どうも精神病の母の様態が思わしくないようだ。普段どんな時でも明るく振る舞う父が電話で云うくらいだから母の具合は「かなり」悪いのだろう。
ここアメリカで私が悩んでも解決はない。ならば無駄な心配をしないようにとソファーで経済雑誌を読んでいるQちゃんの隣に座ってみた。
Qちゃんは私を気遣って微笑んでくれている。 Qちゃんは何も云わないし、 無理に知ろうともしない。彼の沈黙は「母の辛さ、 孤独、 哀しみを息子として充分理解している」と物語っている。
「お母さん!」、「クデュース!」と娘の私が呆れるほど何度も呼び合って二人は仲良く金沢で毎日暮らしていたのだ。

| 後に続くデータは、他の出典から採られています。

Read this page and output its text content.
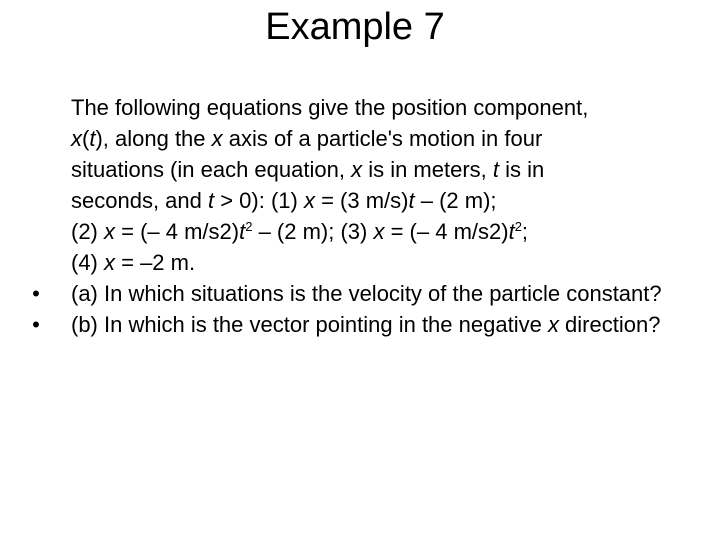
Example 7

The following equations give the position component,
x(t), along the x axis of a particle's motion in four
situations (in each equation, x is in meters, t is in
seconds, and t > 0): (1) x = (3 m/s)t – (2 m);
(2) x = (– 4 $m/s2)t^2 - (2$ m); (3) x = (– 4 $m/s2)t^2$;
(4) x = –2 m.

• (a) In which situations is the velocity of the particle constant?

• (b) In which is the vector pointing in the negative x direction?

Qちゃんは日本に住んでもいいかなと思い始めた時期があった。私の両親の家で「マスオさん」で居るのも愉しかったのだろう。
両親とQちゃんは仕合わせだった、私だけが仕合わせではなかった長い3年の月日。プロポーズの契約違反だと私はQちゃんをののしって暮らした。
もうずっと昔の事。
プロポーズの契約に「この先日本を離れて暮らすことがあるかもしれない。それでもいいか?」とQちゃんに聞かれた時、迷わずうなずいた。もう日本に未練は無かった。

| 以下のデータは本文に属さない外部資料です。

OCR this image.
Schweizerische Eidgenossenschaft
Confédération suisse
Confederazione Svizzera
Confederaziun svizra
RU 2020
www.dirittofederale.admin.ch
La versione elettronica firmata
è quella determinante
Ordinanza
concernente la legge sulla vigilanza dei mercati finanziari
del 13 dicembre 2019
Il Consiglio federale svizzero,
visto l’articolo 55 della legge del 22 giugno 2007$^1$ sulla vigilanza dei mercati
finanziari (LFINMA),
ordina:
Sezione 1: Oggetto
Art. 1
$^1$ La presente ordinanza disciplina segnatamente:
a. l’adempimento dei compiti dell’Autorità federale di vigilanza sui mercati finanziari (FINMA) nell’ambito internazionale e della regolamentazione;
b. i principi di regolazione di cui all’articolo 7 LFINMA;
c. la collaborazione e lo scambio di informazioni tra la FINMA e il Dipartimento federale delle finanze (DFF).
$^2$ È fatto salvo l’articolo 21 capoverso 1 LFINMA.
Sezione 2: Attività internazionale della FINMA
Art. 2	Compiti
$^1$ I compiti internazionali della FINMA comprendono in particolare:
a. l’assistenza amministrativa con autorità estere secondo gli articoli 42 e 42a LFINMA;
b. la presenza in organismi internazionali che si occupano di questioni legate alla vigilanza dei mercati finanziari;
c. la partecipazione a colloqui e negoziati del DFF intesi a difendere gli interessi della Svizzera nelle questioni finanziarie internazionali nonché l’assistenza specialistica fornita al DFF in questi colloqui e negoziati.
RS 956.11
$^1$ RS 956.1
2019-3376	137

だけど二人の結婚生活は日本でスタートした。だから契約違反だと私はQちゃんをののしって暮らした。
16年前。夜の成田空港。 まだ誰もいないガラリとした待ち合い室で一人不安と希望で胸を一杯にしてシアトル行きの便を待っていた。きっとあの夜から私は日本の家族を捨てたのだ。
母のことを考える。自分がいかに最低な娘だったか。Qちゃんは母と私の関係を知っている。だからこんな複雑な時はあえて何も云わないのだろう。
こんな遣る瀬無い時はQちゃんの沈黙の微笑みが胸に染みる。 私をこのままそっとしておいてね。 あなたが普段のままでいてくれる、それだけで私は心強い。
夜が明ける。鏡の前でつくり笑顔を作ってみる。気分はすこしダウン気味。
仕事に行く、いつもの仲間や 仕事のボスさんに会う。 一緒に笑う、戯れる。仕事で明るい人達と笑うだけで気が紛れて助かった。 自分を迎えてくれる職場や仲間と上司、心温かい人達が側にいてくれる、 私は守られいる。
お母さんのことを忘れようと思うんだけど難しい。65歳になって一人でお母さんの看病して、お父さん大変だったよな。ぐるぐる頭の中で「もう一人の私」と「ここにいる私」が会話してる。終りのない会話が続く。
「駄目、 駄目! どうすることもできないんだから、心配しても無駄。全て事の成り行きに任せよう」頭を左右に振ってみる。
自分に言い聞かせるようにこのブログを書いている。
そろそろQちゃんも帰ってくるころだ。 大切なQちゃんに晩ご飯を作れるだけでも恵まれているんだよ、 だから前を向いて歩きなさい。「もう一人の私」が「ここにいる私」に喝を入れた。牛肉、白菜、コンニャクの炒めもの
グリーンサラダ
トマト
ブロッコリー
ユーカンゴールドポテト
玄米
沈黙は人を成長させる。どこかで読んだフレーズだ。 この複雑な感情を「沈黙 = 感情的にならない」という形で処理をしていくこと、 これが今私に与えられたチャレンジなのかもしれない。